Les tests in vitro des médicaments antiviraux se déroulent en trois phases: «Cette première phase des expériences Covid-19 a déjà été menée à bien. Nous effectuons des tests de cytotoxicité pour nous assurer que les composés ne causent aucun dommage général aux cellules et, dans une étape ultérieure, nous déterminons la concentration dans laquelle la substance peut être utilisée », ont déclaré Zatloukal et Gruber.

À cette fin, ils ont reçu des isolats d'OC-43 (un sous-ensemble de coronavirus) de l'Université de médecine de Vienne ainsi que la souche de virus SARS-CoV-2 et des cultures de virus isolées de la Charité - Universitätsmedizin Berlin, qui ont été créés par un total de 17 patients COVID-19 styriens. et comprennent différentes variantes génétiques du virus. Selon les chercheurs, les expériences qu'ils ont menées peuvent fournir des informations sur la capacité d'un médicament à empêcher la multiplication du virus.

Le temps de développement est raccourci

Dans la deuxième phase de processus récemment lancée, les chercheurs testent les composés pour leur action contre le COVID-19. Les soi-disant organoïdes humains sont utilisés pour simuler le plus précisément possible l'absorption et les effets des médicaments dans le corps humain - et les effets secondaires possibles.
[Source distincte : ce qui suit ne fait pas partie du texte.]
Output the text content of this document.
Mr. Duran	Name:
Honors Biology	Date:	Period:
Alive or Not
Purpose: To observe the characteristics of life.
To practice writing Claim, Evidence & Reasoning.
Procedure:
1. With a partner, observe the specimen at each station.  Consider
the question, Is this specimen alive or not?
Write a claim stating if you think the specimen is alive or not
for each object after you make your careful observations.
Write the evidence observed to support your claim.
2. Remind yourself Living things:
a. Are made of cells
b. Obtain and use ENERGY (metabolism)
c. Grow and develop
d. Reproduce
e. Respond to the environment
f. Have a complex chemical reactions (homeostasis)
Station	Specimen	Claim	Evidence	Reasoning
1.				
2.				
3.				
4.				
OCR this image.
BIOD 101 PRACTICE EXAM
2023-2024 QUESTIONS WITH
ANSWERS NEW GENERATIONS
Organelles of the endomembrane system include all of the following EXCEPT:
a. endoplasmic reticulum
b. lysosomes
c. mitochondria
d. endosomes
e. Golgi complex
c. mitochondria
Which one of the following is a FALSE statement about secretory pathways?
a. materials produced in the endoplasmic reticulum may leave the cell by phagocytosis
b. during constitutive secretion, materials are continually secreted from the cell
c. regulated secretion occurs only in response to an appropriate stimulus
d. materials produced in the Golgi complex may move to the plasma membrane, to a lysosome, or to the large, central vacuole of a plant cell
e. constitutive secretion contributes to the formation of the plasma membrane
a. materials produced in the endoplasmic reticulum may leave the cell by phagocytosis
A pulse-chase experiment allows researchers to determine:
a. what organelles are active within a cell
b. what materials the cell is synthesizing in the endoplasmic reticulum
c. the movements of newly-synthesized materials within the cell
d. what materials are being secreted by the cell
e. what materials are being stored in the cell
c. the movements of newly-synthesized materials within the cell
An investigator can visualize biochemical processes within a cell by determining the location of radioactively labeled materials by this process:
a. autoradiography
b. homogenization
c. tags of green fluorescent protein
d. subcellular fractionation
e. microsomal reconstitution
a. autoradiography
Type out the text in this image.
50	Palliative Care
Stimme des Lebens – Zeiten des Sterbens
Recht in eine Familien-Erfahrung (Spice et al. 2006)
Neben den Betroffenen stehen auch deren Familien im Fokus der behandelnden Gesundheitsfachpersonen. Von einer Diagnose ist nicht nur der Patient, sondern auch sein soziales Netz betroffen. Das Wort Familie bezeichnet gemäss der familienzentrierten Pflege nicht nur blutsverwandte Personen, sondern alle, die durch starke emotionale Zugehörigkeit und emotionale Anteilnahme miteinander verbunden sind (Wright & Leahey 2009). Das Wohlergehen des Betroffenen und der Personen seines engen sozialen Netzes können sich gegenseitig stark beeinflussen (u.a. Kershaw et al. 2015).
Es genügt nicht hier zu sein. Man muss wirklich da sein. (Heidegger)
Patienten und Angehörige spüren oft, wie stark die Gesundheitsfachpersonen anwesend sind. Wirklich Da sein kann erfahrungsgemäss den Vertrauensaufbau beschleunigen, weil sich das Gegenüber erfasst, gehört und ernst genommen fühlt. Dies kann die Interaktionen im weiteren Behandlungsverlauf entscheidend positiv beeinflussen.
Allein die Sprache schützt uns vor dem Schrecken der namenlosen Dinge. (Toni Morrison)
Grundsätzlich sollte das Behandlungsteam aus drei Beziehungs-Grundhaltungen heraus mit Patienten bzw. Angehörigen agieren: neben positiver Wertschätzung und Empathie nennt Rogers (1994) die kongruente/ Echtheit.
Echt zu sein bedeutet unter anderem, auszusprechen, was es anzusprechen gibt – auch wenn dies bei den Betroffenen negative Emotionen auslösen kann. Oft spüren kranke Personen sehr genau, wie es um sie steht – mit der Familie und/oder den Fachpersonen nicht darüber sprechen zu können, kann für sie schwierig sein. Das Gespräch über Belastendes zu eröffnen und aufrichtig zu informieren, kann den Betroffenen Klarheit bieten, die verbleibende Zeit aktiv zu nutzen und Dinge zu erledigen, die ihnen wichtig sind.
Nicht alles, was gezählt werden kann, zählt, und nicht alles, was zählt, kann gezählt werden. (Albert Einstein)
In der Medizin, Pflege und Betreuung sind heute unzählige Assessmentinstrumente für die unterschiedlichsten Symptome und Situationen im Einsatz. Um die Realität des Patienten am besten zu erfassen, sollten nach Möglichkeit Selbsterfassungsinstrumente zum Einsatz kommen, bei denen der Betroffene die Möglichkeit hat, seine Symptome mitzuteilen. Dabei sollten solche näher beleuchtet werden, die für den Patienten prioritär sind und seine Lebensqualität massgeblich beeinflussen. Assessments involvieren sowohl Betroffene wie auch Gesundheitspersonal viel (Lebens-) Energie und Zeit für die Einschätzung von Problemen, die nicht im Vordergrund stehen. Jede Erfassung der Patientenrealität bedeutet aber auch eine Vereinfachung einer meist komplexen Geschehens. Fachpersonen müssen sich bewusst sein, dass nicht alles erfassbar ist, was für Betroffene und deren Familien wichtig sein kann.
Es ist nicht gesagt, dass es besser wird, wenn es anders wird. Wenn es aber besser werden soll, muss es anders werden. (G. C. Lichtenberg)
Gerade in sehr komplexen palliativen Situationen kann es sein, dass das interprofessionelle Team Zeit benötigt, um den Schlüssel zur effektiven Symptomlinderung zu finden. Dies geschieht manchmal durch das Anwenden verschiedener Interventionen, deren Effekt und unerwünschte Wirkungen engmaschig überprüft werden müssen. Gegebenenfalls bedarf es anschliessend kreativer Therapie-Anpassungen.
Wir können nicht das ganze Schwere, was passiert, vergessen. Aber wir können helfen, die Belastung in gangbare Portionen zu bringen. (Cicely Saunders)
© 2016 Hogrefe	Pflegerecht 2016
«Ce sont des groupes de cellules cultivées en laboratoire, dont la structure et les capacités ressemblent largement à celles des organes. Cette nouvelle génération de nouveaux outils organiques permet d'examiner très attentivement les effets des substances dans les cellules - en dehors du corps », explique Zatloukal.

«Nous essayons d'obtenir autant d'informations que possible sur la façon dont les substances peuvent se comporter dans le corps humain dans ces organes modèles dans la boîte de Pétri. Cela réduit l'utilisation d'expériences animales et raccourcit le temps de développement des médicaments contre le SRAS-CoV-2. "

Développer de nouveaux groupes de médicaments

Dans la dernière phase, les scientifiques testent si la diversité génétique des différentes sous-classes de virus du SRAS-CoV-2 influence le mode d'action des médicaments. Selon les chercheurs, les isolats viraux des patients styriens COVID-19 sont séquencés et soumis à des expériences in vitro et in silico avec des souches de référence d'autres pays. Cela est nécessaire pour montrer qu'une substance chimique peut être adaptée à une large utilisation clinique.

«Nos travaux de recherche portent sur la phase dite de développement préclinique d'un médicament. Plus les données sont complètes et convaincantes, plus grandes sont les chances que les substances soient développées plus avant par l'industrie et soient finalement utilisées sur les humains. Ce que nous voulons montrer dans le cadre du projet d'un an financé par acib, c'est que notre approche d'identification des médicaments antiviraux et de test de leur efficacité fonctionne », déclare Zatloukal.

Selon l'expert, ce qui s'applique à l'approche coopérative de la coopération pourrait également s'appliquer à l'utilisation des médicaments: "En fin de compte, il peut être nécessaire de combiner plusieurs concepts pour lutter contre le COVID-19." (Ad)

Informations sur l'auteur et la source

Ce texte correspond aux spécifications de la littérature médicale, des directives médicales et des études en cours et a été vérifié par des médecins.